Gerwig and Baumbach are frank about drawing from their own lives and the people around them in their films. And in Mistress America, the question of who owns the story, the writer or the person portrayed — is a central conflict. When asked where she draws the line between her inspiration as an artist and the privacy of her friends and family, Gerwig said, “I don't know the answer but that's why in some ways it's really rich for exploration in dramatic form. I've really dealt with that problem and it's something Noah's dealt with too and it's complicated and I don't have answer. It's a recurrent theme in the movie.There's a lot of blaming people for stuff. Brooke blames a lot of people and then she tells other people that they are not allowed to blame her. And I think there is an uneasy relationship I have with the rights of the writer versus the rights of somebody not to be written about. “
She plays Brooke in the film, but as a writer she identifies more with the character played by Kirke, who sees the world around her as material for her stories. “I feel like I very much put myself in the Tracy character but I very much understand the feeling of betrayal that Brooke has because it's like she's been living with a double agent. She thought she was just living her life and this person was actually noticing and writing it down and that's a really horrible thing to realize or to feel like you have been used in some way or you have been observed. And that line between fiction and life [means] you are taking inspiration from life but you are also adding to life and you are also changing it. Tracy says, ‘It’s fiction; that's why it's fiction.’ and she said ‘So much of this fiction did not happen this way.’ I think that's a really understandable feeling, like ‘I recognize some of this and some of this is different.’ And it feels like your life has been misremembered and misappropriated somehow and I don't know. I've been written about and I've written about people and it's complicated.”

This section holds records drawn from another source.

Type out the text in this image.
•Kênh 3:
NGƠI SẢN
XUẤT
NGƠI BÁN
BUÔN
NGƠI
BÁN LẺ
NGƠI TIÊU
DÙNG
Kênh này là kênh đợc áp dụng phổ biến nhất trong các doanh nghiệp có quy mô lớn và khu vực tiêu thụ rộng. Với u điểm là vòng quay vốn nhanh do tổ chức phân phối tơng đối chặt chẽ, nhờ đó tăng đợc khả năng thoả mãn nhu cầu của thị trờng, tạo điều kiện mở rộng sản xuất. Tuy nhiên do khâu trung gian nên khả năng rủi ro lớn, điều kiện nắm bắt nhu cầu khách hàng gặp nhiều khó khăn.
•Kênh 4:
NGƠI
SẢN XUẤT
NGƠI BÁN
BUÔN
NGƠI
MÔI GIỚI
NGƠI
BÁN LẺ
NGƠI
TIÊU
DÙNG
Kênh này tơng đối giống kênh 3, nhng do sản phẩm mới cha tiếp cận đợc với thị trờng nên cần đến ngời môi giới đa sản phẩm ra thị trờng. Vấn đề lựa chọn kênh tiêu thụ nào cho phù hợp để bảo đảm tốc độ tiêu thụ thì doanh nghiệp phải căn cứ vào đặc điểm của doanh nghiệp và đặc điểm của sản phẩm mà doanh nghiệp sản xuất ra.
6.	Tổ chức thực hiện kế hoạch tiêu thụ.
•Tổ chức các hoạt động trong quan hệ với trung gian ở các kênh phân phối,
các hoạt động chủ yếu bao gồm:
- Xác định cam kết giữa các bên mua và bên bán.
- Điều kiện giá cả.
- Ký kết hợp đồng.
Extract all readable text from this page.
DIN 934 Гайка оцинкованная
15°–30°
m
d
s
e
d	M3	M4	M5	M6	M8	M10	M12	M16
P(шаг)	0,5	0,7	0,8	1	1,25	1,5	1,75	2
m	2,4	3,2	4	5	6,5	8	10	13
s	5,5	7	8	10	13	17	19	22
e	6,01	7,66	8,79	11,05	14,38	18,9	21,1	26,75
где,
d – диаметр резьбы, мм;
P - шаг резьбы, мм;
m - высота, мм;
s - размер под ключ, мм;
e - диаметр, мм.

Kirke spoke about the motivation for her character to write about Brooke. “I also think that Tracy isn't doing it from a place of malice but a place of inspiration which is why she is so bewildered by Brooke’s anger. We see the good intention in Tracy’s less than favorable representation of Brooke because Tracy becomes more like Brooke in some ways.“
Gerwig quoted the Talmud: "These and these are the words of the living God." For her, those words mean that contradictions exist at the same time. “You can be horribly offended and also very flattered. They seem contradictory but actually illuminate the complexities of your relationship.” The theme of shifting boundaries is echoed in the way Brooke and Tracy begin to take on some of each other’s characteristics. Kirke agreed, “So much of the ‘or’ – it’s either this way or that way – is erased in this movie.”